I'm proud of and a little bit overwhelmed about the decision but looking forward to giving it everything I've got! If you'd told me I'd even be considering this 2 years ago, I'd tell you you're nuts!
My intention is to 'tick' this off the bucket list, do it once and only once so I want to run it in a decent (and achievable) time, so the goal is to complete the marathon in under four hours. 
And so the location and date was decided, heading back to Gold Coast Marathon Festival on July 6 this year. 

And so here I am, 12 weeks out from the big day, feeling pretty confident at this stage. 
This confidence is only a new thing, 6 weeks ago I worked with Mel to sort about my plan and even though I knew what was in store for me, seeing it there in black and white on paper scared the shit out of me! I was questioning whether I really wanted to do it, was it worth it? It just seemed like so much sacrifice and effort and it was tempting to settle for a smaller goal....or no goal at all! I'm thinking (and hoping!) denial is normal at the start of any goal this big... and as they say, if your dream doesn't scare you, it's not big enough! I had to realise that it's something I truly WANT to achieve and my ultimate reason pushing me is I want to achieve this before I start a family. 

Apart from training with our running crew for interval and speed work, I'd always done all my long runs alone. I've never really minded it but when I'm now faced with long runs up to 3 hours, I'm excited to say I have a training partner now! 
I've been running with Lisa in our running crew for a couple of years now, she ran 4.04 for her first marathon at Melbourne Marathon last year and is aiming for under four hours at Gold Coast also. We run at a very similar pace and have planned to do most of our long runs together. I can't tell you how much it makes the thought of slogging out the 2 hour+ runs early on a Saturday morning in the middle of Winter that much easier!   

So I officially started training 5 weeks ago, building up to 18km's 2 weeks ago, followed by an unintentional rest week due to a stomach virus and 15km's at Run for the Kids this past weekend. Run for the Kids is my favourite fun run of them all and I kinda feel like I'm a real runner now that I've done the same race 3 years in a row, not just a fad anymore! I was really happy with my result, I finished in 1 hour 16 - 3 mins faster than last year and a total 10 mins of my first attempt in 2012.

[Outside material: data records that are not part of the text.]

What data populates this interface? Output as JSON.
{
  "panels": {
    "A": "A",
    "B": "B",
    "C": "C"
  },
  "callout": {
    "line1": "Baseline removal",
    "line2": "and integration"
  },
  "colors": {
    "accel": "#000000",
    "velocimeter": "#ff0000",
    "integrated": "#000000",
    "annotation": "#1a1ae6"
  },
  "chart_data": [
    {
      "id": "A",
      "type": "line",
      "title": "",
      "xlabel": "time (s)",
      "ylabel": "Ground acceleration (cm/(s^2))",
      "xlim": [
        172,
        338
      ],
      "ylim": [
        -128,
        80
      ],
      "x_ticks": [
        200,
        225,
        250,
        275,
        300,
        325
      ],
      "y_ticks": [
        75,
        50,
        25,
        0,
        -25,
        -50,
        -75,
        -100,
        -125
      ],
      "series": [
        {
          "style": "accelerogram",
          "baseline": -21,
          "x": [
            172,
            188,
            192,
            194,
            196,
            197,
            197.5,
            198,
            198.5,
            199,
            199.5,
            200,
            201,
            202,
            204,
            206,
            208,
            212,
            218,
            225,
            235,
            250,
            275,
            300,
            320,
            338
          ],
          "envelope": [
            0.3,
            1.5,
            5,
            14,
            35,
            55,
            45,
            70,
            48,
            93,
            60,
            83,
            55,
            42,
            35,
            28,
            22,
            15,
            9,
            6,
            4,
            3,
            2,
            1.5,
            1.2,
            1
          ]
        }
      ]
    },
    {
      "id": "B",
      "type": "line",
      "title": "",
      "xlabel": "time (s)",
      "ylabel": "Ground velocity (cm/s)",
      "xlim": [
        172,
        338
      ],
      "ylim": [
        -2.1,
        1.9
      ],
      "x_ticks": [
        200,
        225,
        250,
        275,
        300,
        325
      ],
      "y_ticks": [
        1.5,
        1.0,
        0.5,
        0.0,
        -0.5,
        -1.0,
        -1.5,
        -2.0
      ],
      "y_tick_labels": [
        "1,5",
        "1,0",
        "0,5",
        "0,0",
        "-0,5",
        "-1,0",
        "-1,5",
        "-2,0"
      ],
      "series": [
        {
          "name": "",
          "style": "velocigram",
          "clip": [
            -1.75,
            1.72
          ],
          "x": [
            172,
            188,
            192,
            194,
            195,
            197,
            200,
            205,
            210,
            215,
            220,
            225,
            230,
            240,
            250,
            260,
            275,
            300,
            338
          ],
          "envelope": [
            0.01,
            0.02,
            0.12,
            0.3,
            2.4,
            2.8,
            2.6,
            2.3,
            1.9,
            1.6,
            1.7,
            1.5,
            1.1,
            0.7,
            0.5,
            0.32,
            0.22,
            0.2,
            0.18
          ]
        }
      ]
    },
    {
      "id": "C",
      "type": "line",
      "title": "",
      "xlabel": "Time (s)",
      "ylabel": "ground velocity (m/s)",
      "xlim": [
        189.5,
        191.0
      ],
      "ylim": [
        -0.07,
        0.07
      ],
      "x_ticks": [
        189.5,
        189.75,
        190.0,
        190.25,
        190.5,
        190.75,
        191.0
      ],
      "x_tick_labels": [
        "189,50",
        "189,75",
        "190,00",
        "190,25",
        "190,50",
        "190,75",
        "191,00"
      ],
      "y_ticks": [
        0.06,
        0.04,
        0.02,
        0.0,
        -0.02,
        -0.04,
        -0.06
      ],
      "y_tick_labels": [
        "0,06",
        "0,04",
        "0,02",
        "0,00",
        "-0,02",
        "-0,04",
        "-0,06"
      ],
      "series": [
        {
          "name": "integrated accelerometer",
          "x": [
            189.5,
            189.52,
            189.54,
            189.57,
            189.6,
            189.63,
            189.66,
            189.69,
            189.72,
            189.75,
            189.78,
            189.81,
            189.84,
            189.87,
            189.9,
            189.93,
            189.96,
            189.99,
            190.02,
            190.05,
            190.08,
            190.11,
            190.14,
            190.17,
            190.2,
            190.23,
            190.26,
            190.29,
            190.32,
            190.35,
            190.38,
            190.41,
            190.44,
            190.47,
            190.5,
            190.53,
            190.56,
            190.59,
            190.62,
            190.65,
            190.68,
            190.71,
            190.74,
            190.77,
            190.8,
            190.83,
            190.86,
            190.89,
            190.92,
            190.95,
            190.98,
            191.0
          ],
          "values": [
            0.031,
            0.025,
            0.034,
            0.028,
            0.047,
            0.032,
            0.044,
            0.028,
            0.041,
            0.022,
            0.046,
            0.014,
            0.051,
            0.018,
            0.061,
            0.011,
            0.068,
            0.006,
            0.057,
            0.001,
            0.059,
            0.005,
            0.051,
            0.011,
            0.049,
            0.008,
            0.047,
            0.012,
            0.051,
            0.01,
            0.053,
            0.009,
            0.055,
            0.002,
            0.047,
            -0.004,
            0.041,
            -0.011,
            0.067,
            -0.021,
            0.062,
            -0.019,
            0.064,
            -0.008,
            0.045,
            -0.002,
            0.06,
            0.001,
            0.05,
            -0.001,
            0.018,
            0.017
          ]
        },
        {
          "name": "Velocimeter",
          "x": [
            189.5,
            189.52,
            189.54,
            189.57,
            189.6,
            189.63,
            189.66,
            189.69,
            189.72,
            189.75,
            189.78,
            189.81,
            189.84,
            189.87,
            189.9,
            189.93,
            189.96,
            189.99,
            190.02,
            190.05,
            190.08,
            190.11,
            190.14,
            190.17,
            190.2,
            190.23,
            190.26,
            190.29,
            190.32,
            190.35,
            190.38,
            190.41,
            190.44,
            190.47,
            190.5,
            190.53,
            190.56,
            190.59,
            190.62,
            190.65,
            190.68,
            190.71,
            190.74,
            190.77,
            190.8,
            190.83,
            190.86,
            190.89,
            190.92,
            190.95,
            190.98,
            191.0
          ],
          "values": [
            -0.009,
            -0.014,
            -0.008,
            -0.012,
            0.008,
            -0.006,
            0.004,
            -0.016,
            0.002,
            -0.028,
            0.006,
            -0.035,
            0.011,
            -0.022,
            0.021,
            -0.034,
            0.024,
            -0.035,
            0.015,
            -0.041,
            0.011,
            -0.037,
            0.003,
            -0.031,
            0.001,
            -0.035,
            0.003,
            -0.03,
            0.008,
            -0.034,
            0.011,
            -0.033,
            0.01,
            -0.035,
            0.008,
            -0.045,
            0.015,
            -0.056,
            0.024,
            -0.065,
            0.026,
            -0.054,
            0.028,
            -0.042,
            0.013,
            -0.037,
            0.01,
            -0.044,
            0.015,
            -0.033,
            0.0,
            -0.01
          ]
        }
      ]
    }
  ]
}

So apart from work and some sort of social life, each week will be pretty full on. I'm lucky to have a great support team (especially my hubby who is already helping out alot at home) Each week kinda looks like this: long interval/hills session and a speed work session with our running crew, an easy 30-45 min steady run on my own and a long run once a week, building up to 32km's. Along with 2-3 FIRE (weight) sessions with Mel a week, daily stretching, regular massages and maintaining 95% compliance with my nutrition. 
I think about it as only being 3 months out of my life and I know the result with be so worth it!

I will be blogging as much as possible over the next 12 weeks so here goes nothing...hope you'll join me on the journey to the start line!